刚刚拿起筷子,一个警察进来说:“请问张秋生、李满屯或孙不武能过来做个证吗?”
孙不武站起来,说:“我去,我叫孙不武。”孙不武去,李满屯就必须去。他们是铐在一起的。李满屯边随着孙不武走,边扭头说:“那牛肉别吃光了,给我留一点。还有那谁,老童,你也过来一下。”他的意思很明白,要童无茶感应一下秦昆丰等三人心里在想什么。
这牛肉烧得好,肥,红彤彤的,没添加任何配菜,原本要加大量的豆腐、白菜做火锅。时书记要纯牛肉,饭店也只好送来。
孙不武被老板娘敲了一炒勺,一直怀恨在心。他主动去做证,必定要不利于老板娘。孙大少爷,你将他的钱抢了,将他的衣服弄破了,甚至将他的车给砸了,这些,他也会生气。不过,这些气,他要不了多久就会忘。老板娘用一个黑呼呼脏兮兮的炒勺打他,打的还是脑袋,还弄得他满头满脑的油,此仇就非报不可。别说老板娘只是普通人,天王老子也不行,此仇也要报。
其实孙不武的仇,张秋生已经为他报了。不过嘛,报仇这事,非得亲手,否则总嫌隔靴搔痒。
一个大办公室里,一边站着老板一伙,一边站着秦昆丰一伙。秦昆丰毕竟也是警察,这个派出所看在同行的份上没将他们隔开审讯。意思很明显,让秦昆丰们当场反驳老板一伙的指控。派出所帮忙也只能帮到这份上,剩下的就看秦昆丰们自己努力了。
可是面对老板的咆哮,老板娘的哭哭泣泣,秦昆丰们无话可说。他们的脑袋到现在还是糊涂的,打死也想不明白,这么个丑八怪自己怎么就想得起来要非礼她呢?赖?无法可赖,确确实实明明白白,他们真的做了那不轨之事。秦昆丰们只能低着头,耷拉着脑袋,听凭老板夫妻的控诉。
无法可赖的事,孙不武有办法赖。孙大少只管报炒勺的仇,根本就忘了秦昆丰才是他们真正的对头。
孙不武一进来就说:“其实吧,我知道的情况也不全面。因为我们被关在车里,只是听见了饭店里面的一些声音,看却没办法看见。如果说错了,请警察叔叔别当回事。”
童无茶进来没说话,只是一个劲地盯着秦昆丰、胡小满及蔡会计看。这三人心里就发毛,不知童无茶是什么人的干活。
李满屯却对孙不武吼:“有屁就快快放了,哪来的许多废话?”放着好好的牛肉不吃,跑这儿来磨磨叽叽,李满屯想想就懊糟,不由地就火大。当着普通人面又不能将手铐解了,李满屯就更窝火。

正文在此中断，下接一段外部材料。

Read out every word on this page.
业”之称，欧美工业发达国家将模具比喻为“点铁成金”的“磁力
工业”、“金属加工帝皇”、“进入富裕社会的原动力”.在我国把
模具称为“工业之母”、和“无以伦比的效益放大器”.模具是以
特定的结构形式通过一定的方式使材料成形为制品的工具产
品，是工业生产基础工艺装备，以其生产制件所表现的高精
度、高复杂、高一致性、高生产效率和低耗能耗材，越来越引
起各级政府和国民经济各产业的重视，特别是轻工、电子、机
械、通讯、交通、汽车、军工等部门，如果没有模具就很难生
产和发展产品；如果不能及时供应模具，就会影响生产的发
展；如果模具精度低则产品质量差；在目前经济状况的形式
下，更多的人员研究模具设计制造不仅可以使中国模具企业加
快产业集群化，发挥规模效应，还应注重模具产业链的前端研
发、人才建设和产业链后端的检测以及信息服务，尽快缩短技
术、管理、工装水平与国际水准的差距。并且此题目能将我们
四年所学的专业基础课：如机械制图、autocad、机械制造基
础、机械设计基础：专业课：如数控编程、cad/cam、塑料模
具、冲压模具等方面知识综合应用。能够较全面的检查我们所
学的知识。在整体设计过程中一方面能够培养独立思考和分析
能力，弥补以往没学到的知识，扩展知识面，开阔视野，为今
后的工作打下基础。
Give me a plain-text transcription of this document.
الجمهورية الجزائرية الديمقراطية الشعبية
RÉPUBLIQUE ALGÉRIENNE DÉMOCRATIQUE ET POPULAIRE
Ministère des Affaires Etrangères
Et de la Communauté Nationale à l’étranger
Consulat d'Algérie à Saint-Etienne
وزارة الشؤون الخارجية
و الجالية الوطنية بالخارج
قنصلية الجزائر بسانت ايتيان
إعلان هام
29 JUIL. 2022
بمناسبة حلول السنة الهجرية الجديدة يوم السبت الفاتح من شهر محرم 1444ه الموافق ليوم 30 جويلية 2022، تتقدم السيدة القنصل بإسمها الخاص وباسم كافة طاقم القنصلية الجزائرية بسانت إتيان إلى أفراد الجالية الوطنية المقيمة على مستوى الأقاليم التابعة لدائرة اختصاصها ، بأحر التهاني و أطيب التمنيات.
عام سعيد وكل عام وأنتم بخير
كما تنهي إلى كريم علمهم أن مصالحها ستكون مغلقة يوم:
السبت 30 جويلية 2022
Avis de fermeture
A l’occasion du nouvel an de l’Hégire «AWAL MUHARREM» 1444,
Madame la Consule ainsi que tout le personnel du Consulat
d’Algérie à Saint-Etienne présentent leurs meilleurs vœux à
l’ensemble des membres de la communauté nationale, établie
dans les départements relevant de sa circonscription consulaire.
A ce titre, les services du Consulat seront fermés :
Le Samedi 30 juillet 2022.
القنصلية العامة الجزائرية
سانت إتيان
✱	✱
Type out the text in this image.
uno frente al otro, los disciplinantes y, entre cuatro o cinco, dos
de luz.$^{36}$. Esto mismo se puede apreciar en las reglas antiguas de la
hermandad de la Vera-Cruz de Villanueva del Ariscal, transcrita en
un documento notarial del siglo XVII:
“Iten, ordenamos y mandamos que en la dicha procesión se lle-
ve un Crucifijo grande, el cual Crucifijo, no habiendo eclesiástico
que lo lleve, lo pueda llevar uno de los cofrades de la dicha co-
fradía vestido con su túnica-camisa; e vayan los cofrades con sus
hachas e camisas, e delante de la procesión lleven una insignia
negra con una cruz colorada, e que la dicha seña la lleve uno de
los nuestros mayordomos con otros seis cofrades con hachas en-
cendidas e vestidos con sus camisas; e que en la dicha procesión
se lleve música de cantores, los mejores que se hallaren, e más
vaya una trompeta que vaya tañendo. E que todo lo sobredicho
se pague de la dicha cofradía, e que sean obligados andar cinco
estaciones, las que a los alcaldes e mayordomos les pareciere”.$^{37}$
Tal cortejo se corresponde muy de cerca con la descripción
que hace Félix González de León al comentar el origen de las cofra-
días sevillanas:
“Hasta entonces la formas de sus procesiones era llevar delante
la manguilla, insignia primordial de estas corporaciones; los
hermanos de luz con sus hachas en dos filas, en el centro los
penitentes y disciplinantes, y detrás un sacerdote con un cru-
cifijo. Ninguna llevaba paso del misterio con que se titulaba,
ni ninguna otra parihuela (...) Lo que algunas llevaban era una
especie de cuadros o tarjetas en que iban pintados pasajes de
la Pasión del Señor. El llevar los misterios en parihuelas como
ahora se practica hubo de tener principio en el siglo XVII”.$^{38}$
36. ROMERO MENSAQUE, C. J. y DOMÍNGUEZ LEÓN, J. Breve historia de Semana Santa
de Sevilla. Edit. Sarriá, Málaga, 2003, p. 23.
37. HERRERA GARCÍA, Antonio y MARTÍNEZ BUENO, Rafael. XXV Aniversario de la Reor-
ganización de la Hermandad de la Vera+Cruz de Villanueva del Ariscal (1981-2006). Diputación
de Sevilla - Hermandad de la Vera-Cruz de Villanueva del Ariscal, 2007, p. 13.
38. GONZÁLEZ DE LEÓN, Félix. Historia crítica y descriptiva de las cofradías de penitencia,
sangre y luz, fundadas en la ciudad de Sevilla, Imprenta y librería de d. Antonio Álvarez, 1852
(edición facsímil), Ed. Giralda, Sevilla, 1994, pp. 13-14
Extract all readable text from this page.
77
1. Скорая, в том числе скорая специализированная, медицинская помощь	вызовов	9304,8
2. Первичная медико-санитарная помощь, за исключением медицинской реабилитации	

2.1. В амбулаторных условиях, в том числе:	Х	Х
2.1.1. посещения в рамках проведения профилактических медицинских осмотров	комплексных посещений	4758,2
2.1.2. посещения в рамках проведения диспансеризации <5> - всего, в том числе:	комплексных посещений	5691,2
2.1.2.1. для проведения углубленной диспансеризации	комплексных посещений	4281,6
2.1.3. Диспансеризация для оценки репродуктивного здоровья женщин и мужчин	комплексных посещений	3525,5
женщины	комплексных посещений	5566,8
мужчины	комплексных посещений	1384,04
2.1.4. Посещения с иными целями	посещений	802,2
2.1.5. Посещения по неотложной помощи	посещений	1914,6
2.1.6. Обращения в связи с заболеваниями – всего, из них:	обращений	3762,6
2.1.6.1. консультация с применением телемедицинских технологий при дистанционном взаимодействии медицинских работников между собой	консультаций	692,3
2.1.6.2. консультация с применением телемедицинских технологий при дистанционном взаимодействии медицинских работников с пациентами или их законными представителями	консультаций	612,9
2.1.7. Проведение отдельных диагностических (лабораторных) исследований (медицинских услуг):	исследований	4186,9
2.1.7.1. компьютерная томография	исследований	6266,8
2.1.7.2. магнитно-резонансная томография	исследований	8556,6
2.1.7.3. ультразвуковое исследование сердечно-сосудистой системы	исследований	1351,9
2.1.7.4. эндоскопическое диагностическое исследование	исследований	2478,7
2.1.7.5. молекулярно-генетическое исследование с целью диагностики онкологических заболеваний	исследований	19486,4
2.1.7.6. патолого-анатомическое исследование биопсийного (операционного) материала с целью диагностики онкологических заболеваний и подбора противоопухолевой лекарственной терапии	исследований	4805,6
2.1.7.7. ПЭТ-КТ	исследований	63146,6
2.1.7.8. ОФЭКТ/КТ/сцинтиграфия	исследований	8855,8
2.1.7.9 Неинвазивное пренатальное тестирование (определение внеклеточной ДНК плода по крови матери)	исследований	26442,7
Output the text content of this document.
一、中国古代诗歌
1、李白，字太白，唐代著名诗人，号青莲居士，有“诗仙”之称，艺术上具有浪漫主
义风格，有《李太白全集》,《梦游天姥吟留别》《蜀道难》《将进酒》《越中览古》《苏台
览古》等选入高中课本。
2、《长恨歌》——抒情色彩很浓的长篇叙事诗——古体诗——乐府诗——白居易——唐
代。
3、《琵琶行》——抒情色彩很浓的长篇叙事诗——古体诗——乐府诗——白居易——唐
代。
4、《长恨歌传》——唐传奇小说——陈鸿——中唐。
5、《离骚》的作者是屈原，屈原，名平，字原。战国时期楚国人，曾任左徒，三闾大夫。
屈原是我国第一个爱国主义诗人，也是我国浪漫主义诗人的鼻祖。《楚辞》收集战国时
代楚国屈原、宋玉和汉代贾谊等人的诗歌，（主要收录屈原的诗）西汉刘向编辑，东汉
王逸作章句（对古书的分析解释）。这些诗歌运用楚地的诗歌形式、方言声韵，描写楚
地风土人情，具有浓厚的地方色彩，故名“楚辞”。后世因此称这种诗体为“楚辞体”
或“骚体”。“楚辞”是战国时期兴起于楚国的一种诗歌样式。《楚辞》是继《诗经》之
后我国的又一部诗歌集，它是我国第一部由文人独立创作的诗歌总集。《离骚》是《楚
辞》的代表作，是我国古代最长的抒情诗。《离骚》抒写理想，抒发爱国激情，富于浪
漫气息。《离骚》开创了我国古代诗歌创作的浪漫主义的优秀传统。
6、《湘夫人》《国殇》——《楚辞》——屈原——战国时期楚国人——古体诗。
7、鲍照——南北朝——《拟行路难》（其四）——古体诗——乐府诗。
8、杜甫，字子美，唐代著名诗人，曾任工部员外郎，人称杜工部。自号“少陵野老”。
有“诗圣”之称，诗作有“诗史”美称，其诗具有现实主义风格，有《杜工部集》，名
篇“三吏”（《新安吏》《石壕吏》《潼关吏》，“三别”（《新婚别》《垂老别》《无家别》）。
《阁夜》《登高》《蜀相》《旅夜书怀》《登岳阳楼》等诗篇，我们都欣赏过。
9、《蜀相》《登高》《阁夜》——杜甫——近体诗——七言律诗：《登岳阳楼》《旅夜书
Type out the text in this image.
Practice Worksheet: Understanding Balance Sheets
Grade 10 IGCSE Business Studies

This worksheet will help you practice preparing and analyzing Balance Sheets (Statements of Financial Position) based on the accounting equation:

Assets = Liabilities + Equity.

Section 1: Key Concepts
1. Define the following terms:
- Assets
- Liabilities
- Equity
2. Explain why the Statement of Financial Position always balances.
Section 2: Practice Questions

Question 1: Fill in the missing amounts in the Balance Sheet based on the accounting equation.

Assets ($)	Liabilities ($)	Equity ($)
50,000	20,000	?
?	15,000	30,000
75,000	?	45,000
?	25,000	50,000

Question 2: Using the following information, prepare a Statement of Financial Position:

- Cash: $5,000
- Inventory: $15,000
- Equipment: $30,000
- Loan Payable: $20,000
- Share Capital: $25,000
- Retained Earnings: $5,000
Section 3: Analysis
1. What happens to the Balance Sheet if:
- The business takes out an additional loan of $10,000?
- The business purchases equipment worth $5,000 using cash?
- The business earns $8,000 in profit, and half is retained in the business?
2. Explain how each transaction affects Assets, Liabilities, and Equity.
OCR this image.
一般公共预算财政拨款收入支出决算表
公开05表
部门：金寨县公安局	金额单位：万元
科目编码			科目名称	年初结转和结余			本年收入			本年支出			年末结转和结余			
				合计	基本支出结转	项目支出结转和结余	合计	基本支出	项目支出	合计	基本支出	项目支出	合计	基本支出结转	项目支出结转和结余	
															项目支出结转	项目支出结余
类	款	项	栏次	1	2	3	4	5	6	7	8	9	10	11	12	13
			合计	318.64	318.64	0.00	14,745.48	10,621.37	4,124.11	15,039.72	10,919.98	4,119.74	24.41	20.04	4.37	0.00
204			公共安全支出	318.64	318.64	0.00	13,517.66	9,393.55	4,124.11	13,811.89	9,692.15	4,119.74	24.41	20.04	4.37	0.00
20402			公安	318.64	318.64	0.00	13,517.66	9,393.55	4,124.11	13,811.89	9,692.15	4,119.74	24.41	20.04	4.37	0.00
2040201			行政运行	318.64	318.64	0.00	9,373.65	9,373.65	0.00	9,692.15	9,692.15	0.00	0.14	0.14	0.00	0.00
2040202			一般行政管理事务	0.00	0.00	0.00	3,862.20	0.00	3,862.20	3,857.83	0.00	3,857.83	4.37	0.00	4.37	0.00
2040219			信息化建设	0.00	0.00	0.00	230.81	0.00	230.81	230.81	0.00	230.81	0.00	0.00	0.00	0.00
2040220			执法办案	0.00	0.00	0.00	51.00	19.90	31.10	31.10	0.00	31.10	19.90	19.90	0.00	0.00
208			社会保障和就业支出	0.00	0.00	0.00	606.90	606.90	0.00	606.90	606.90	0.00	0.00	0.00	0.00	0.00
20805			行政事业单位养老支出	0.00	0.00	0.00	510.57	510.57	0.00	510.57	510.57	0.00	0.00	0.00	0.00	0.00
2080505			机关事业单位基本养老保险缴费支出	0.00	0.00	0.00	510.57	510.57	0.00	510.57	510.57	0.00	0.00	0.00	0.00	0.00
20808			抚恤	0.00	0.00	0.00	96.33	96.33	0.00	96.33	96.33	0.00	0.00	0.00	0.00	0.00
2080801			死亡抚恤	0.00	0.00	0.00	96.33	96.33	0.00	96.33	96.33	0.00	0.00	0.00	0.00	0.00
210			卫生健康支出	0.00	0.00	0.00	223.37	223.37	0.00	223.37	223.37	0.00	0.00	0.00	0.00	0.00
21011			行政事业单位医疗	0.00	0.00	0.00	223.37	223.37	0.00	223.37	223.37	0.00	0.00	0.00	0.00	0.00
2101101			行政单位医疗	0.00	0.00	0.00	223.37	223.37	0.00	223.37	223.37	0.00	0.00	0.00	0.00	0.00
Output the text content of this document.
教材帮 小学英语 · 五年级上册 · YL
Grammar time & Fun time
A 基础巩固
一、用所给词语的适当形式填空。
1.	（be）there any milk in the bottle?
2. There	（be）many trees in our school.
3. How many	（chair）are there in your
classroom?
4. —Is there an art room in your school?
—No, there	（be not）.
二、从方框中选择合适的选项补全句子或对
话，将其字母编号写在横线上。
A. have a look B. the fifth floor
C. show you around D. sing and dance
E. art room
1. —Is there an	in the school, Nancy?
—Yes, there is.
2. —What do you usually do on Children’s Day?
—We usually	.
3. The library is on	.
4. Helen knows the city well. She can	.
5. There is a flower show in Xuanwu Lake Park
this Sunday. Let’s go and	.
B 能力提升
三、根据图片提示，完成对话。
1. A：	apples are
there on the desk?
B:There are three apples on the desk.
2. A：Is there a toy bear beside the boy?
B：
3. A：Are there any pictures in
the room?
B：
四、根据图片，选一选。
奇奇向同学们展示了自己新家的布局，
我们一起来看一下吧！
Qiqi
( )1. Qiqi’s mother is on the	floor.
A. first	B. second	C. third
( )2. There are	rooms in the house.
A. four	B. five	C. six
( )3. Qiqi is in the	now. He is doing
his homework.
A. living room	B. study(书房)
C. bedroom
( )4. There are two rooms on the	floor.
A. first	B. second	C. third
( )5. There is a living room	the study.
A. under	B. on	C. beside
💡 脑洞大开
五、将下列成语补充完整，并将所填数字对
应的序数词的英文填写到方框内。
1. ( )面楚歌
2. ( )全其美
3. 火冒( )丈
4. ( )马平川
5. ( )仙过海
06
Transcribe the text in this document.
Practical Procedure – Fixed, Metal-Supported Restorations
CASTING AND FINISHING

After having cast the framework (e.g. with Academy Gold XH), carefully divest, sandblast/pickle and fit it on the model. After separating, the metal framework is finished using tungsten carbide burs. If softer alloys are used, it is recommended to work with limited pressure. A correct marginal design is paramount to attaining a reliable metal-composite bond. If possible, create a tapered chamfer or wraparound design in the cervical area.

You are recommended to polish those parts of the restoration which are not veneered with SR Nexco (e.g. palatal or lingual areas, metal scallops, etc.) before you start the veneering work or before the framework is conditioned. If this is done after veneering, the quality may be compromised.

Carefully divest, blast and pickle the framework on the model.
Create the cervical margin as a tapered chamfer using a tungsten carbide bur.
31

这怎么叫废话呢?孙不武也朝李满屯吼:“帮警察破案,啊!难道不要介绍前因后果么?啊!每一个公民不都有做证的义务么?啊!要是每个人都像你这样,啊!我们还怎么建设法制社会?啊!一点素质都没有,平时的书都是用肚脐眼看的么?啊!”
无论秦昆丰一伙,还是老板一伙,甚或办案警察都被弄糊涂了。这两人不是一伙的么,怎么内部吵起来了?
李满屯没孙不武办法,只得说:“我可告诉你,待会儿牛肉吃完了,没了,你可要重新买。张秋生这小子这会肯定在大吃特吃,一丁点都不会留给我们。还有高山寒那小子也不是好东西,他肯定连汤都喝光光。这样好的红烧牛肉,别的地方买不着。你必须就地重新买,否则我俩没完!”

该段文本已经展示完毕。